Nell’Anno della fede, Benedetto XVI, semmai ci fosse bisogno, ricorda che non c’è ecumenismo senza fede e che la fede è il centro dell’unità cristiana. Pone così la questione al centro. “La comunione nella stessa fede è la base per l’ecumenismo. L’unità, infatti, è donata da Dio come inseparabile dalla fede… Senza la fede – che è primariamente dono di Dio, ma anche risposta dell’uomo – tutto il movimento ecumenico si ridurrebbe ad una forma di ‘contratto’ cui aderire per un interesse comune”. Così ha affermato Benedetto XVI nel cuore del suo discorso. Un ammonimento atto ad evitare l’attuale deriva secolaristica che può essere contagiosa verso i cristiani interpellati dalle urgenze del tempo presente e dalle esigenze di andare incontro a una società che si allontana progressivamente dalle sue radici cristiane.

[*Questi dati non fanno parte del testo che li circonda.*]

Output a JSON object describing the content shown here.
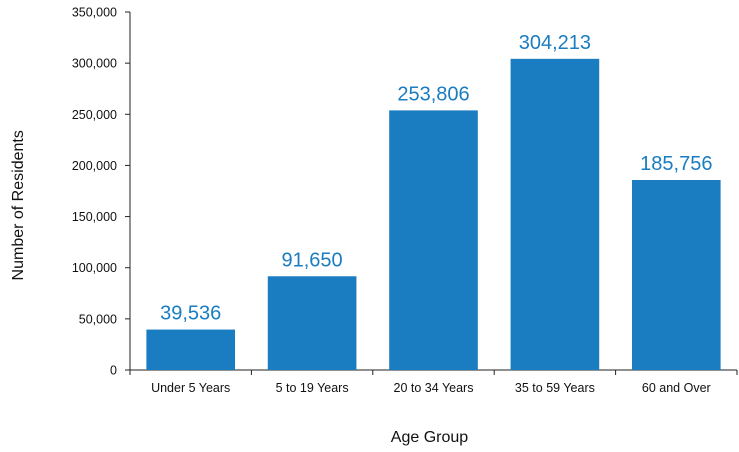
{
  "chart_data": {
    "type": "bar",
    "categories": [
      "Under 5 Years",
      "5 to 19 Years",
      "20 to 34 Years",
      "35 to 59 Years",
      "60 and Over"
    ],
    "values": [
      39536,
      91650,
      253806,
      304213,
      185756
    ],
    "data_labels": [
      "39,536",
      "91,650",
      "253,806",
      "304,213",
      "185,756"
    ],
    "title": "",
    "xlabel": "Age Group",
    "ylabel": "Number of Residents",
    "ylim": [
      0,
      350000
    ],
    "yticks": [
      0,
      50000,
      100000,
      150000,
      200000,
      250000,
      300000,
      350000
    ],
    "ytick_labels": [
      "0",
      "50,000",
      "100,000",
      "150,000",
      "200,000",
      "250,000",
      "300,000",
      "350,000"
    ],
    "grid": false,
    "legend": "none",
    "bar_color": "#1a7cc1",
    "label_color": "#1a7cc1"
  }
}
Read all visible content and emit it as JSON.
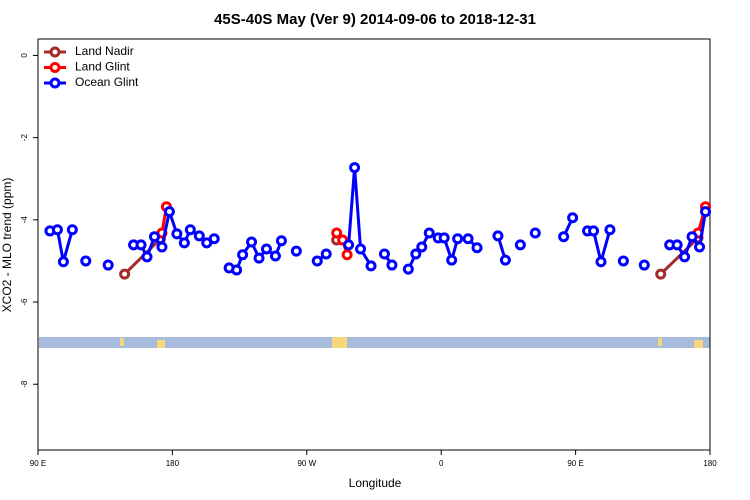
{
  "chart_data": {
    "type": "line",
    "title": "45S-40S May (Ver 9)   2014-09-06 to 2018-12-31",
    "x_label": "Longitude",
    "y_label": "XCO2 - MLO trend (ppm)",
    "xlim": [
      90,
      540
    ],
    "ylim": [
      -9.6,
      0.4
    ],
    "xticks": [
      {
        "value": 90,
        "label": "90 E"
      },
      {
        "value": 180,
        "label": "180"
      },
      {
        "value": 270,
        "label": "90 W"
      },
      {
        "value": 360,
        "label": "0"
      },
      {
        "value": 450,
        "label": "90 E"
      },
      {
        "value": 540,
        "label": "180"
      }
    ],
    "yticks": [
      0,
      -2,
      -4,
      -6,
      -8
    ],
    "legend": "top-left",
    "series": [
      {
        "name": "Land Nadir",
        "color": "#a52a2a",
        "x": [
          148,
          172,
          null,
          290,
          null,
          507,
          532
        ],
        "values": [
          -5.32,
          -4.46,
          null,
          -4.49,
          null,
          -5.32,
          -4.44
        ]
      },
      {
        "name": "Land Glint",
        "color": "#ff0000",
        "x": [
          173,
          176,
          null,
          290,
          294,
          297,
          null,
          532,
          537
        ],
        "values": [
          -4.32,
          -3.68,
          null,
          -4.32,
          -4.49,
          -4.85,
          null,
          -4.32,
          -3.68
        ]
      },
      {
        "name": "Ocean Glint",
        "color": "#0000ff",
        "x": [
          98,
          103,
          107,
          113,
          null,
          122,
          null,
          137,
          null,
          154,
          159,
          163,
          168,
          173,
          178,
          183,
          188,
          192,
          198,
          203,
          208,
          null,
          218,
          223,
          227,
          233,
          238,
          243,
          249,
          253,
          null,
          263,
          null,
          277,
          283,
          null,
          298,
          302,
          306,
          313,
          null,
          322,
          327,
          null,
          338,
          343,
          347,
          352,
          358,
          362,
          367,
          371,
          378,
          384,
          null,
          398,
          403,
          null,
          413,
          null,
          423,
          null,
          442,
          448,
          null,
          458,
          462,
          467,
          473,
          null,
          482,
          null,
          496,
          null,
          513,
          518,
          523,
          528,
          533,
          537
        ],
        "values": [
          -4.27,
          -4.24,
          -5.02,
          -4.24,
          null,
          -5.0,
          null,
          -5.1,
          null,
          -4.61,
          -4.61,
          -4.9,
          -4.41,
          -4.66,
          -3.8,
          -4.34,
          -4.56,
          -4.24,
          -4.39,
          -4.56,
          -4.46,
          null,
          -5.17,
          -5.22,
          -4.85,
          -4.54,
          -4.93,
          -4.71,
          -4.88,
          -4.51,
          null,
          -4.76,
          null,
          -5.0,
          -4.83,
          null,
          -4.61,
          -2.73,
          -4.71,
          -5.12,
          null,
          -4.83,
          -5.1,
          null,
          -5.2,
          -4.83,
          -4.66,
          -4.32,
          -4.44,
          -4.44,
          -4.98,
          -4.46,
          -4.46,
          -4.68,
          null,
          -4.39,
          -4.98,
          null,
          -4.61,
          null,
          -4.32,
          null,
          -4.41,
          -3.95,
          null,
          -4.27,
          -4.27,
          -5.02,
          -4.24,
          null,
          -5.0,
          null,
          -5.1,
          null,
          -4.61,
          -4.61,
          -4.9,
          -4.41,
          -4.66,
          -3.8
        ]
      }
    ]
  }
}
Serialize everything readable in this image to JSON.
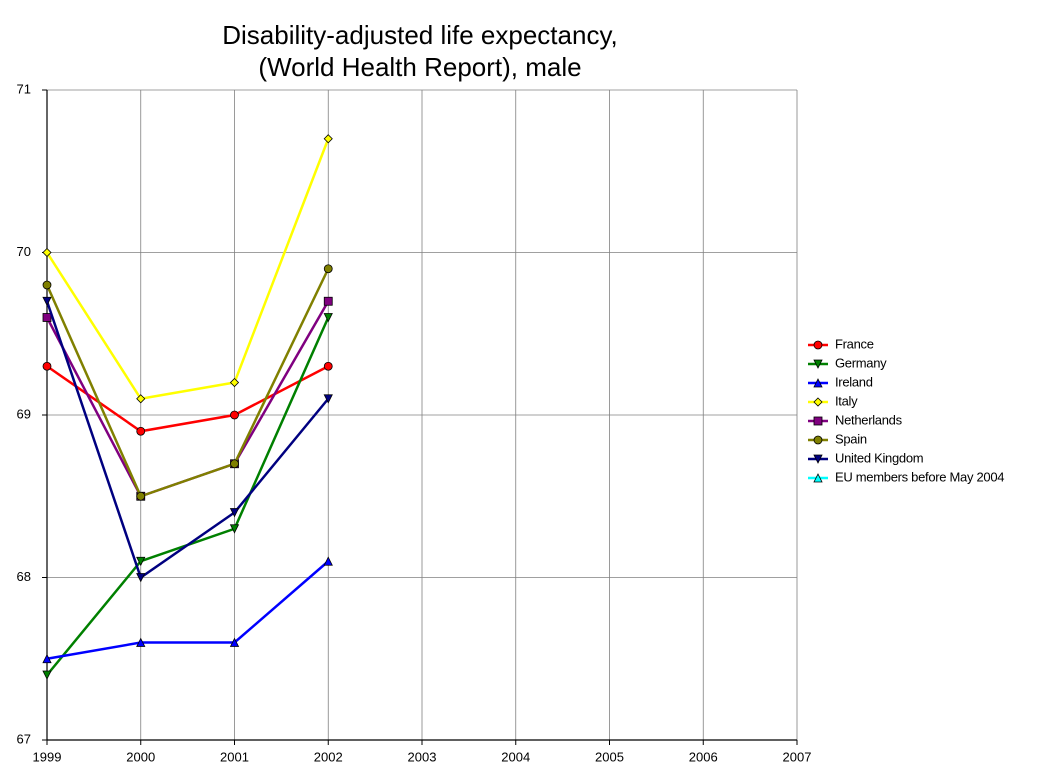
{
  "chart_data": {
    "type": "line",
    "title": [
      "Disability-adjusted life expectancy,",
      "(World Health Report), male"
    ],
    "x": [
      1999,
      2000,
      2001,
      2002
    ],
    "series": [
      {
        "name": "France",
        "color": "#ff0000",
        "marker": "circle",
        "values": [
          69.3,
          68.9,
          69.0,
          69.3
        ]
      },
      {
        "name": "Germany",
        "color": "#008000",
        "marker": "triangle-down",
        "values": [
          67.4,
          68.1,
          68.3,
          69.6
        ]
      },
      {
        "name": "Ireland",
        "color": "#0000ff",
        "marker": "triangle-up",
        "values": [
          67.5,
          67.6,
          67.6,
          68.1
        ]
      },
      {
        "name": "Italy",
        "color": "#ffff00",
        "marker": "diamond",
        "values": [
          70.0,
          69.1,
          69.2,
          70.7
        ]
      },
      {
        "name": "Netherlands",
        "color": "#800080",
        "marker": "square",
        "values": [
          69.6,
          68.5,
          68.7,
          69.7
        ]
      },
      {
        "name": "Spain",
        "color": "#808000",
        "marker": "circle",
        "values": [
          69.8,
          68.5,
          68.7,
          69.9
        ]
      },
      {
        "name": "United Kingdom",
        "color": "#000080",
        "marker": "triangle-down",
        "values": [
          69.7,
          68.0,
          68.4,
          69.1
        ]
      },
      {
        "name": "EU members before May 2004",
        "color": "#00ffff",
        "marker": "triangle-up",
        "values": [
          null,
          null,
          null,
          null
        ]
      }
    ],
    "xlim": [
      1999,
      2007
    ],
    "xticks": [
      1999,
      2000,
      2001,
      2002,
      2003,
      2004,
      2005,
      2006,
      2007
    ],
    "ylim": [
      67,
      71
    ],
    "yticks": [
      67,
      68,
      69,
      70,
      71
    ],
    "grid": true,
    "legend": "right"
  }
}
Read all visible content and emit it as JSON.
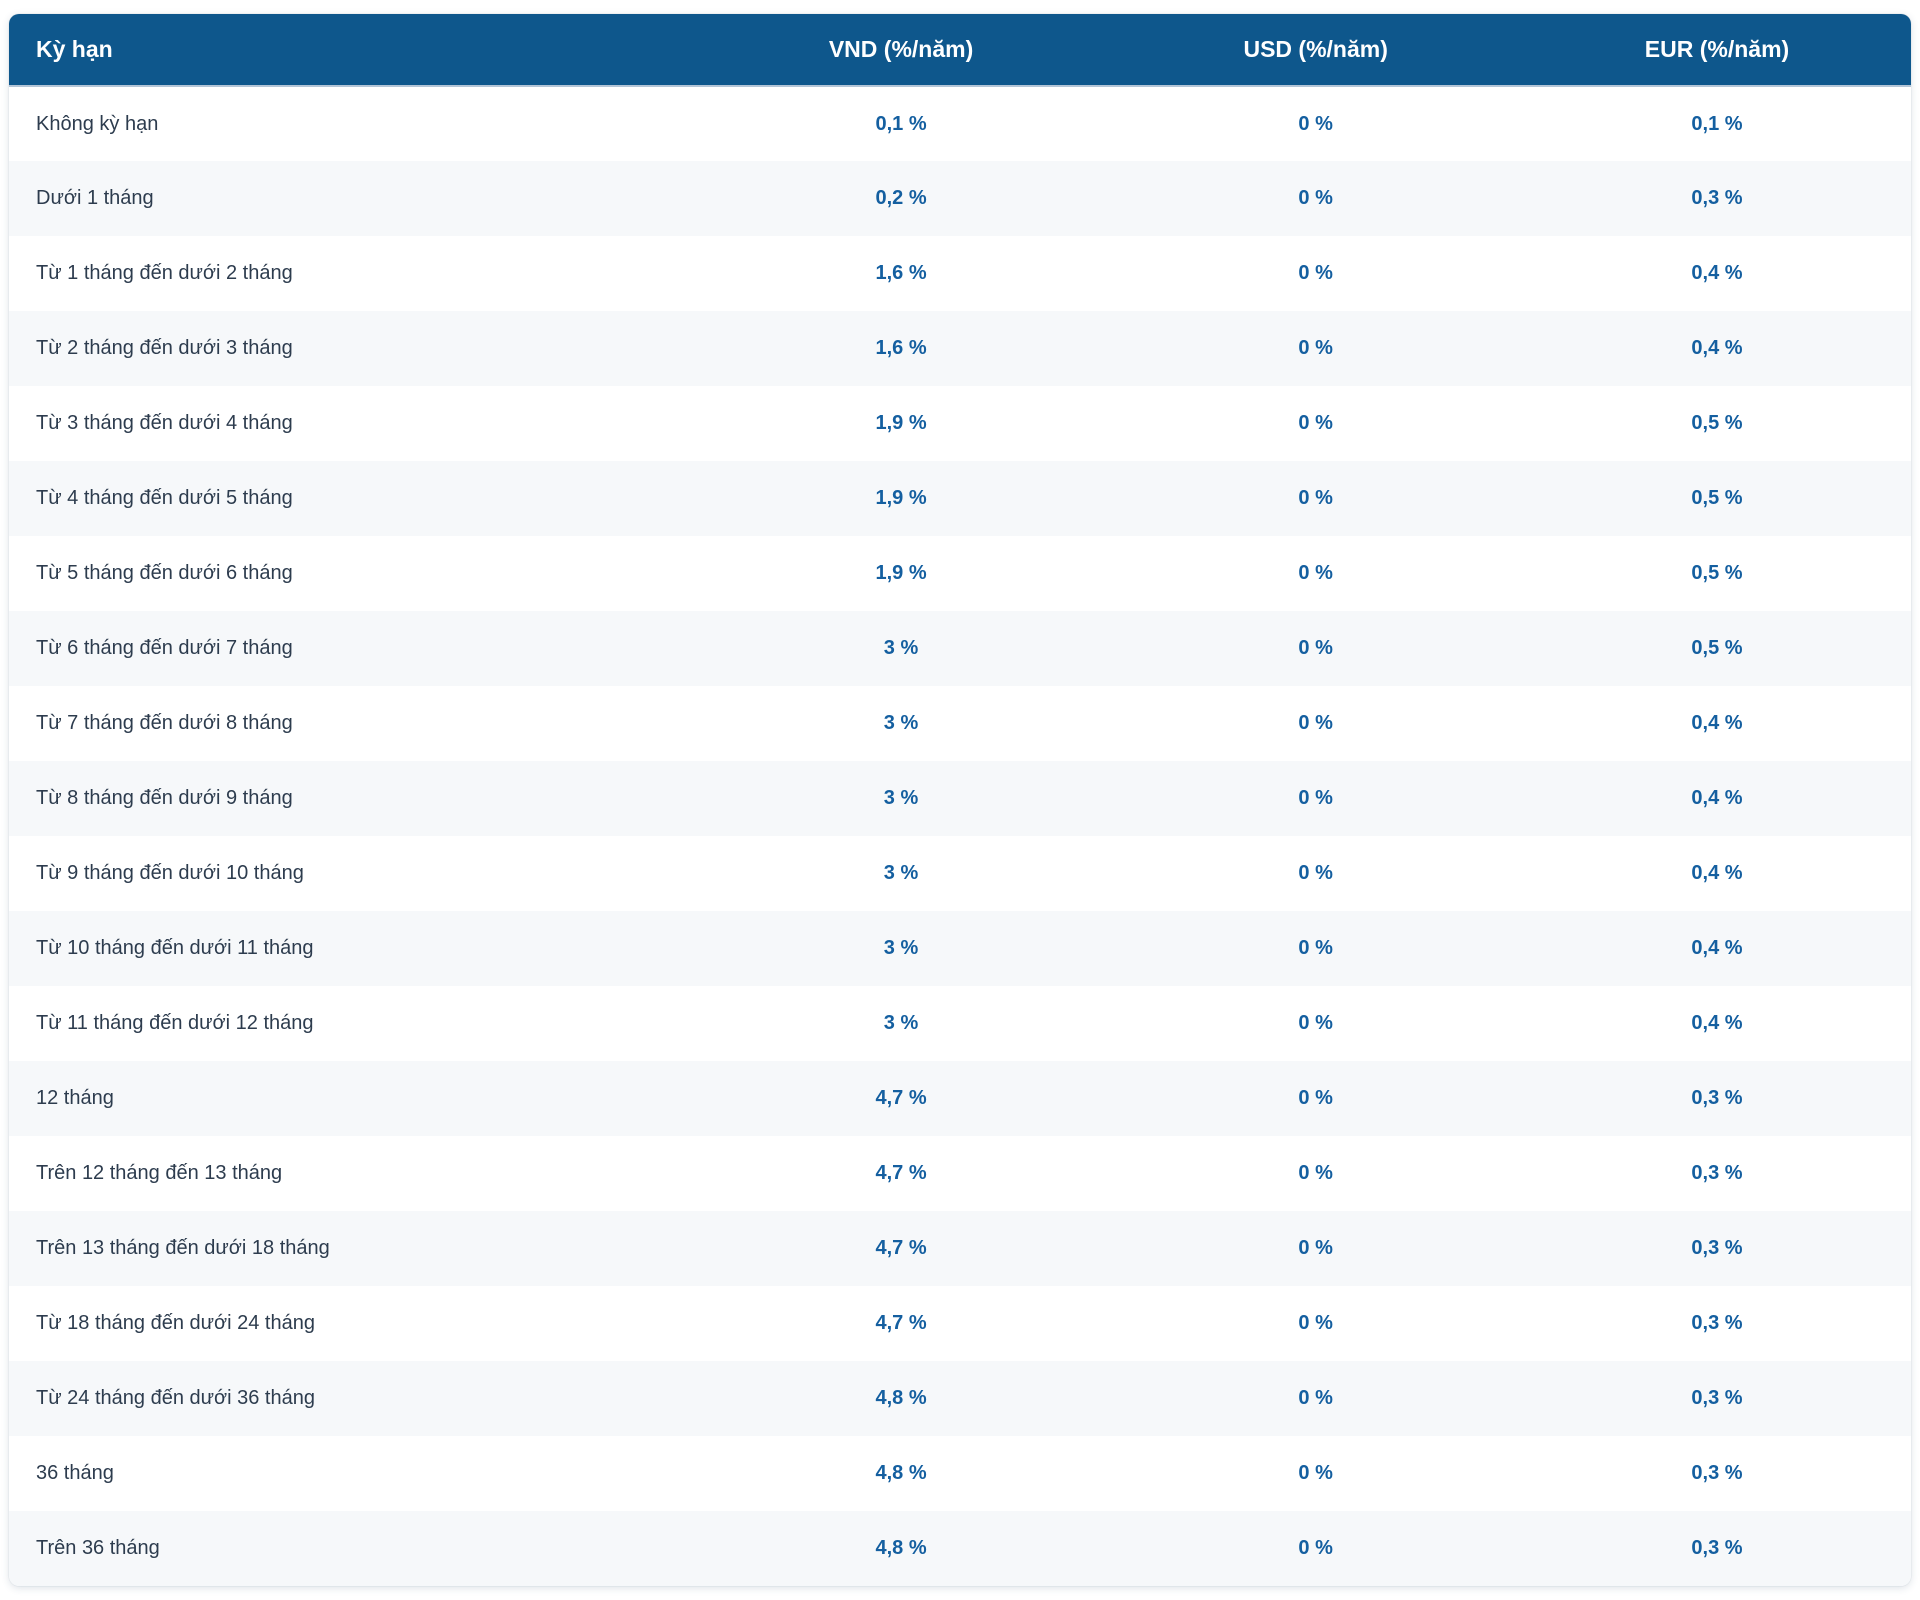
{
  "table": {
    "columns": [
      {
        "key": "term",
        "label": "Kỳ hạn"
      },
      {
        "key": "vnd",
        "label": "VND (%/năm)"
      },
      {
        "key": "usd",
        "label": "USD (%/năm)"
      },
      {
        "key": "eur",
        "label": "EUR (%/năm)"
      }
    ],
    "rows": [
      {
        "term": "Không kỳ hạn",
        "vnd": "0,1 %",
        "usd": "0 %",
        "eur": "0,1 %"
      },
      {
        "term": "Dưới 1 tháng",
        "vnd": "0,2 %",
        "usd": "0 %",
        "eur": "0,3 %"
      },
      {
        "term": "Từ 1 tháng đến dưới 2 tháng",
        "vnd": "1,6 %",
        "usd": "0 %",
        "eur": "0,4 %"
      },
      {
        "term": "Từ 2 tháng đến dưới 3 tháng",
        "vnd": "1,6 %",
        "usd": "0 %",
        "eur": "0,4 %"
      },
      {
        "term": "Từ 3 tháng đến dưới 4 tháng",
        "vnd": "1,9 %",
        "usd": "0 %",
        "eur": "0,5 %"
      },
      {
        "term": "Từ 4 tháng đến dưới 5 tháng",
        "vnd": "1,9 %",
        "usd": "0 %",
        "eur": "0,5 %"
      },
      {
        "term": "Từ 5 tháng đến dưới 6 tháng",
        "vnd": "1,9 %",
        "usd": "0 %",
        "eur": "0,5 %"
      },
      {
        "term": "Từ 6 tháng đến dưới 7 tháng",
        "vnd": "3 %",
        "usd": "0 %",
        "eur": "0,5 %"
      },
      {
        "term": "Từ 7 tháng đến dưới 8 tháng",
        "vnd": "3 %",
        "usd": "0 %",
        "eur": "0,4 %"
      },
      {
        "term": "Từ 8 tháng đến dưới 9 tháng",
        "vnd": "3 %",
        "usd": "0 %",
        "eur": "0,4 %"
      },
      {
        "term": "Từ 9 tháng đến dưới 10 tháng",
        "vnd": "3 %",
        "usd": "0 %",
        "eur": "0,4 %"
      },
      {
        "term": "Từ 10 tháng đến dưới 11 tháng",
        "vnd": "3 %",
        "usd": "0 %",
        "eur": "0,4 %"
      },
      {
        "term": "Từ 11 tháng đến dưới 12 tháng",
        "vnd": "3 %",
        "usd": "0 %",
        "eur": "0,4 %"
      },
      {
        "term": "12 tháng",
        "vnd": "4,7 %",
        "usd": "0 %",
        "eur": "0,3 %"
      },
      {
        "term": "Trên 12 tháng đến 13 tháng",
        "vnd": "4,7 %",
        "usd": "0 %",
        "eur": "0,3 %"
      },
      {
        "term": "Trên 13 tháng đến dưới 18 tháng",
        "vnd": "4,7 %",
        "usd": "0 %",
        "eur": "0,3 %"
      },
      {
        "term": "Từ 18 tháng đến dưới 24 tháng",
        "vnd": "4,7 %",
        "usd": "0 %",
        "eur": "0,3 %"
      },
      {
        "term": "Từ 24 tháng đến dưới 36 tháng",
        "vnd": "4,8 %",
        "usd": "0 %",
        "eur": "0,3 %"
      },
      {
        "term": "36 tháng",
        "vnd": "4,8 %",
        "usd": "0 %",
        "eur": "0,3 %"
      },
      {
        "term": "Trên 36 tháng",
        "vnd": "4,8 %",
        "usd": "0 %",
        "eur": "0,3 %"
      }
    ]
  },
  "colors": {
    "header_bg": "#0e578c",
    "header_text": "#ffffff",
    "value_color": "#145fa0",
    "label_color": "#2d3c4e",
    "stripe_bg": "#f6f8fa",
    "row_bg": "#ffffff",
    "header_divider": "#b3c5d7",
    "page_bg": "#ffffff"
  }
}
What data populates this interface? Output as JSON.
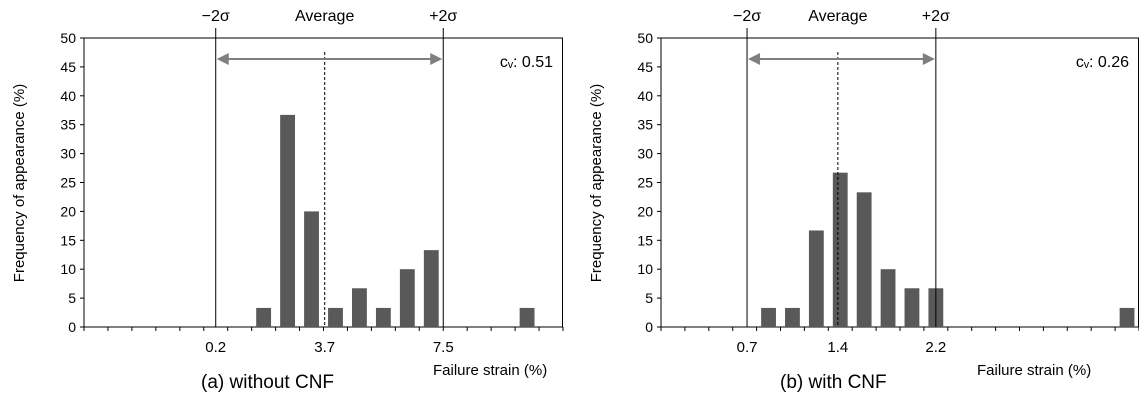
{
  "panels": [
    {
      "caption": "(a) without CNF",
      "chart_data": {
        "type": "bar",
        "title": "",
        "xlabel": "Failure strain (%)",
        "ylabel": "Frequency of appearance (%)",
        "ylim": [
          0,
          50
        ],
        "yticks": [
          0,
          5,
          10,
          15,
          20,
          25,
          30,
          35,
          40,
          45,
          50
        ],
        "bins": 24,
        "values": [
          0,
          0,
          0,
          0,
          0,
          0,
          0,
          3.3,
          36.7,
          20,
          3.3,
          6.7,
          3.3,
          10,
          13.3,
          0,
          0,
          0,
          3.3,
          0
        ],
        "markers": [
          {
            "label": "0.2",
            "top_label": "−2σ",
            "bin": 5.5,
            "style": "solid"
          },
          {
            "label": "3.7",
            "top_label": "Average",
            "bin": 10.05,
            "style": "dashed"
          },
          {
            "label": "7.5",
            "top_label": "+2σ",
            "bin": 15,
            "style": "solid"
          }
        ],
        "annotation": "cᵥ: 0.51",
        "grid": false
      }
    },
    {
      "caption": "(b) with CNF",
      "chart_data": {
        "type": "bar",
        "title": "",
        "xlabel": "Failure strain (%)",
        "ylabel": "Frequency of appearance (%)",
        "ylim": [
          0,
          50
        ],
        "yticks": [
          0,
          5,
          10,
          15,
          20,
          25,
          30,
          35,
          40,
          45,
          50
        ],
        "bins": 16,
        "values": [
          0,
          0,
          0,
          0,
          3.3,
          3.3,
          16.7,
          26.7,
          23.3,
          10,
          6.7,
          6.7,
          0,
          0,
          0,
          0,
          0,
          0,
          0,
          3.3
        ],
        "markers": [
          {
            "label": "0.7",
            "top_label": "−2σ",
            "bin": 3.6,
            "style": "solid"
          },
          {
            "label": "1.4",
            "top_label": "Average",
            "bin": 7.4,
            "style": "dashed"
          },
          {
            "label": "2.2",
            "top_label": "+2σ",
            "bin": 11.5,
            "style": "solid"
          }
        ],
        "annotation": "cᵥ: 0.26",
        "grid": false
      }
    }
  ],
  "colors": {
    "bar": "#595959",
    "arrow": "#7f7f7f",
    "axis": "#000000"
  }
}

Oggi è evidente la necessità di ridire la fede al mondo, perché creda, ma si deve fare in modo credibile, con linguaggio nuovo da cercare insieme attraverso un dialogo fecondo tra cristiani battezzati con l’unico battesimo e traendo ricchezza dalle loro diversità, componibili nell’unica fede. Per essere in grado di rispondere a questa vocazione, comune a tutti i battezzati, è necessaria una conversione. “La ricerca dell’unità nella verità e nell’amore è opera dello spirito Santo e va ben oltre i nostri sforzi”, ricorda Benedetto XVI, con un’insistenza che ritroviamo nella continuità dell’insegnamento della Chiesa, le cui pagine sono piene di riferimenti all’ecumenismo spirituale. Questo, lo ripete il Papa anche in questa omelia è soprattutto preghiera, “insieme a gesti concreti di conversione che muovano le coscienze e favoriscano la guarigione dei ricordi e dei rapporti”. Parole chiare che evocano la necessità di superare le dispute tra cristiani sulle attuali nuove questioni etiche e sulla valutazione di alcuni periodi storici della vita della Chiesa.
La santità personale, il coraggio nell’affrontare un dialogo chiarificatore delle attuali controversie teologiche, umiltà e rispetto gli uni degli altri e la coscienza acuta di essere chiamati ad annunciare la fede cristiana in modo credibile, non solo ad un mondo difficile e lontano, ma anche a coloro che sembrano aver dimenticato il Vangelo a suo tempo a loro annunciato dai padri. Una sfida e una speranza affidate allo Spirito Santo e allo spirito di ogni battezzato desideroso di verità e di pace, secondo la sua vocazione.